Eks Gubernur Bank Indonesia (BI) Burhanuddin Abdullah menyebut Indonesia membutuhkan investasi sedikitnya Rp11.000 triliun untuk mendorong pertumbuhan ekonomi hingga 8 persen.
Burhanuddin menjelaskan dengan tingkat Incremental Capital Output Ratio (ICOR) Indonesia sebesar 6,5, pertumbuhan ekonomi 8 persen hanya bisa dicapai jika investasi mencapai sekitar 52 persen dari Produk Domestik Bruto (PDB).
Dengan PDB yang kini berada di kisaran Rp22.740 triliun, kebutuhan investasinya setara kurang lebih Rp11.000 triliun.
ADVERTISEMENT
SCROLL TO CONTINUE WITH CONTENT
"Kalau dengan ICOR kita 6,5 dan kita ingin tumbuh 8 persen, maka kita memerlukan paling tidak 52 persen dari PDB. Dan 52 persen dari PDB itu, kalau PDB kita Rp22.000 triliun, maka kita perlu Rp11.000 triliun," ujar Burhanuddin dalam konferensi pers di Artotel Gelora Senayan, Jakarta Pusat, Selasa (12/8).
Mantan Ketua Dewan Pakar Tim Kampanye Nasional (TKN) Prabowo-Gibran ini mengatakan target pertumbuhan ekonomi 8 persen yang dicanangkan pemerintahan Presiden Prabowo Subianto merupakan langkah ambisius yang memerlukan sumber pertumbuhan tambahan.
"Sebagaimana kita ketahui, ini pemerintah Pak Prabowo ini sudah mengupayakan agar bisa pertumbuhan itu mencapai 8 persen.
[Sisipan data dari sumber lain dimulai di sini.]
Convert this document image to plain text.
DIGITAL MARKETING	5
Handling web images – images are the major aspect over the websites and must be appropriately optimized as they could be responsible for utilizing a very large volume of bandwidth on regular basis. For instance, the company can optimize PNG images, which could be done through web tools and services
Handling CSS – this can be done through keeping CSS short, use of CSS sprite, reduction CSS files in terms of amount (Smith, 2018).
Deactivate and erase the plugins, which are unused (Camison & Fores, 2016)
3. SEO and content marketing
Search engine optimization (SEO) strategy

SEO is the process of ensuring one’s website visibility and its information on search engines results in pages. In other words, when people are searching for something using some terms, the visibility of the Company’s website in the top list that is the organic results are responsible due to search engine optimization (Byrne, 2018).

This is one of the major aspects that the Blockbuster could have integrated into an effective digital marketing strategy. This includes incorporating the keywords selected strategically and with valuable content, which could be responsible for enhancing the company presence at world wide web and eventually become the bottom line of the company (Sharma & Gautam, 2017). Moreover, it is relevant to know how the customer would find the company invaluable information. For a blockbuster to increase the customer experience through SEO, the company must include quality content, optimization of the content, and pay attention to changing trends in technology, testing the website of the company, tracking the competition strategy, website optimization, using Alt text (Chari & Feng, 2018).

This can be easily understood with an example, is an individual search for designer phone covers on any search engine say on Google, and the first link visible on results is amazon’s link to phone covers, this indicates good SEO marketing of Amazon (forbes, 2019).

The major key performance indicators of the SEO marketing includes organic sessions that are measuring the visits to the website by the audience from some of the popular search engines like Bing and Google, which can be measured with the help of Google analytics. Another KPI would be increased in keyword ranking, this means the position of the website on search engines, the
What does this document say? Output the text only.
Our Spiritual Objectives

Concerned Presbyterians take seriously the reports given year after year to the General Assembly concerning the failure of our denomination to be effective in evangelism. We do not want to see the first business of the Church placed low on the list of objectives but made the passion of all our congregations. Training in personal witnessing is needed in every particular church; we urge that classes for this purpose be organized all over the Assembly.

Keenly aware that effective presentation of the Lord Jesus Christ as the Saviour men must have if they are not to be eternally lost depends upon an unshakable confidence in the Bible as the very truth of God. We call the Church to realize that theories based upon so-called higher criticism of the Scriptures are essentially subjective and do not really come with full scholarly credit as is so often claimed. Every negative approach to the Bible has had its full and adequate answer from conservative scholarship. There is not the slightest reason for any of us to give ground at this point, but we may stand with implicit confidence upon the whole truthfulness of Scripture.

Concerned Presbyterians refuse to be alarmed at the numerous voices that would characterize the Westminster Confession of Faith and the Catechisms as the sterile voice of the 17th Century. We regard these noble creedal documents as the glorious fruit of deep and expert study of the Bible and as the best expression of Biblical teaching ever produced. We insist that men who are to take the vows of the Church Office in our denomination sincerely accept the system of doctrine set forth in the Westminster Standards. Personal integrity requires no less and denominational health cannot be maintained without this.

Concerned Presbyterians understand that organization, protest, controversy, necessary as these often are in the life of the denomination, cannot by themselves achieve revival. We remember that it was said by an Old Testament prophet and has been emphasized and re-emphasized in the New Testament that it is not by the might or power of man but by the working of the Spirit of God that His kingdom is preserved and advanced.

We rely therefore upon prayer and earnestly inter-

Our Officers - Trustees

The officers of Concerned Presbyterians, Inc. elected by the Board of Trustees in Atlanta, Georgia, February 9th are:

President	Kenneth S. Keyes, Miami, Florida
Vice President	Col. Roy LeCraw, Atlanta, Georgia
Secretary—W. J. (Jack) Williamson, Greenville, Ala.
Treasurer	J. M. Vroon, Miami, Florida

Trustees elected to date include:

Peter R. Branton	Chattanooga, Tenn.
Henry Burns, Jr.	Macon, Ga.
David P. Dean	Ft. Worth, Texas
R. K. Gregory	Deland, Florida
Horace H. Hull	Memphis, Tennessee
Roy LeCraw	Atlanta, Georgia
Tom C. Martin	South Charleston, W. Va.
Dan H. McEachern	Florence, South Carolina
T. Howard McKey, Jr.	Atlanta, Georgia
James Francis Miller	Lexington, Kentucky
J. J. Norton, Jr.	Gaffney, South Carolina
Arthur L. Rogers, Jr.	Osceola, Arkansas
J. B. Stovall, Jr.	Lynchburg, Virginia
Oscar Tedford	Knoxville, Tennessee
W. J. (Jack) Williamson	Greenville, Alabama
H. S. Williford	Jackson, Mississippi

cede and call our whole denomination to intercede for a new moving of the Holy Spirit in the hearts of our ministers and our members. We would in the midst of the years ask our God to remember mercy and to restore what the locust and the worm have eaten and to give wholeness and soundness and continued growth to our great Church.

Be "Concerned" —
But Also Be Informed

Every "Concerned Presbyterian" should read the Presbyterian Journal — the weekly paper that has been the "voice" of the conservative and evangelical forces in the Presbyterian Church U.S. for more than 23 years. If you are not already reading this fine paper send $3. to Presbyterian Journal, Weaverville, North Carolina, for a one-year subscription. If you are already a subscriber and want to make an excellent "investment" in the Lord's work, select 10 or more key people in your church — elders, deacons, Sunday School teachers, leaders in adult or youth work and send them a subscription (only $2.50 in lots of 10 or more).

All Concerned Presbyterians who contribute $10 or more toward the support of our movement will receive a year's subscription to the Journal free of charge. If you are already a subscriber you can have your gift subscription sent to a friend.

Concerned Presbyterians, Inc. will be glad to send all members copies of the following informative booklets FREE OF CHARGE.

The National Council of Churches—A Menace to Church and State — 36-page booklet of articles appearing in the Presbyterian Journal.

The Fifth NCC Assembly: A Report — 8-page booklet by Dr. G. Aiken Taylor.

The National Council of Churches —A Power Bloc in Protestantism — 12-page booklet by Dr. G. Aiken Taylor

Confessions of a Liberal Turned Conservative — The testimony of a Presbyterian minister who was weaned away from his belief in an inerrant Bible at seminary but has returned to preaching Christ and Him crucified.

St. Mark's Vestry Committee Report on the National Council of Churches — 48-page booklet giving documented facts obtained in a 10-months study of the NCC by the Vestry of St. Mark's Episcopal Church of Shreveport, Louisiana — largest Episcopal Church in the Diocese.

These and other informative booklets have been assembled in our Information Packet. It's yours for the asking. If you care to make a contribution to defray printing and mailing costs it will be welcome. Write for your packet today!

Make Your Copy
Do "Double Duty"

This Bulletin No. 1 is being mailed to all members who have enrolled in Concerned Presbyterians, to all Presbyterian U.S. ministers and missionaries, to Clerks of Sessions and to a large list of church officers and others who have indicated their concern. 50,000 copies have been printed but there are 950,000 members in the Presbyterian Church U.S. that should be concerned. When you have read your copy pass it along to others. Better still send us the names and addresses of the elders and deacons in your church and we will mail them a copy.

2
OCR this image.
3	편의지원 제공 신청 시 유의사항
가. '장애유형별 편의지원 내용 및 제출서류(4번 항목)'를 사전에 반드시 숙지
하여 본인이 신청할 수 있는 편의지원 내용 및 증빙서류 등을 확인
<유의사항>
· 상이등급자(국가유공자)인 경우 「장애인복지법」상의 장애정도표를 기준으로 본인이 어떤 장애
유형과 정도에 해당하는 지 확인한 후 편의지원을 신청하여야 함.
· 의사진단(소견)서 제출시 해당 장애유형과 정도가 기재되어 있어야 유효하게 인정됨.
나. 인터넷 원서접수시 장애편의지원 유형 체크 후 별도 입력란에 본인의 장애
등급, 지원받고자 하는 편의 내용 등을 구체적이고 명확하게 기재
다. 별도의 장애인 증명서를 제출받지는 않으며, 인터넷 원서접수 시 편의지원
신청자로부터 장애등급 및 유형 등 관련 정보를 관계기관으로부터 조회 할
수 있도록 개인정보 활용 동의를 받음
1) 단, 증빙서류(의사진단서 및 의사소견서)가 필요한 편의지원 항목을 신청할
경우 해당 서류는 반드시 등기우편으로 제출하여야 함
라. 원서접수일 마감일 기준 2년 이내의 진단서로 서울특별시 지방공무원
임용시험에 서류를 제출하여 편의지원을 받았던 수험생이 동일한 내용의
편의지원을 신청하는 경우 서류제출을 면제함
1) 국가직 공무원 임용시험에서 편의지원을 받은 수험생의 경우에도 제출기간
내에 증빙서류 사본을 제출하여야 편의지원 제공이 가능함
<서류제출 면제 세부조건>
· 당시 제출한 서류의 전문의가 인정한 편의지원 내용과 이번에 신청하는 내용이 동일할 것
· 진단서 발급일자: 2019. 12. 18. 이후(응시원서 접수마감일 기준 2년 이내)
Dan 8 persen ini saya kira kita semua sepakat ini satu langkah, cita-cita yang quite ambitious sebetulnya. Dan karena itu kita harus mencari sumber-sumber pertumbuhan yang bisa membawa kita ke 8 persen itu," ujarnya.
Dengan tingkat gross domestic savings Indonesia di kisaran 38 persen dari PDB, Burhanuddin menghitung ada selisih sekitar 14 persen yang perlu dipenuhi dari sumber eksternal.
"Sehingga ada 14 persen yang gap-nya yang harus diisi oleh external saving, saving-nya orang lain. Either melalui pinjaman atau melalui foreign direct investment (FDI) untuk bisa memenuhi 52 persen tadi," jelasnya.
Burhanuddin mengatakan jika seluruh sektor ekonomi bisa mencapai tingkat efisiensi seperti ekonomi digital, yang memiliki ICOR 4,3, maka pertumbuhan ekonomi 8 persen hanya membutuhkan investasi sekitar 34-35 persen dari PDB.
Dengan tabungan domestik yang saat ini setara 38 persen PDB, kebutuhan investasi tersebut sebenarnya sudah bisa terpenuhi tanpa harus mencari dana dari luar negeri.
"Kalau assuming seluruh perekonomian kita 4,3 ICOR-nya, maka kebutuhan investasinya menjadi 8 (persen) dikali 4,3, 32, sekitar 35. Sementara tadi gross domestic saving kita 38," katanya.
Dengan kondisi itu, kata dia, Indonesia bahkan berpotensi mengalami surplus tabungan domestik. Namun, saat ini baru sebagian kecil sektor, khususnya ekonomi digital, yang mencapai tingkat efisiensi tersebut.
"Kalau ekonomi digital secara khusus, maka sharing-nya terhadap PDB bisa... pertumbuhannya bisa mencapai 8,4 persen," ujarnya.
Menurut perhitungan Bappenas, pertumbuhan rata-rata 6 persen akan membuat Indonesia keluar dari jebakan pendapatan menengah pada 2041. Jika rata-rata 7 persen, target itu bisa dicapai pada 2038.
"8 persen pastinya akan lebih cepat naik. Tapi ya secara bertahap ya, karena kalau on average 8 persen kayaknya agak berat juga," ujar Burhanuddin.
Sebelumnya, Kementerian Investasi dan Hilirisasi/BKPM melaporkan realisasi investasi hingga semester I-2025 mencapai Rp942,9 triliun, tumbuh 13,6 persen secara tahunan.
Capaian tersebut setara 49,5 persen dari target 2025 sebesar Rp1.905,6 triliun dan menyerap 1.259.868 tenaga kerja.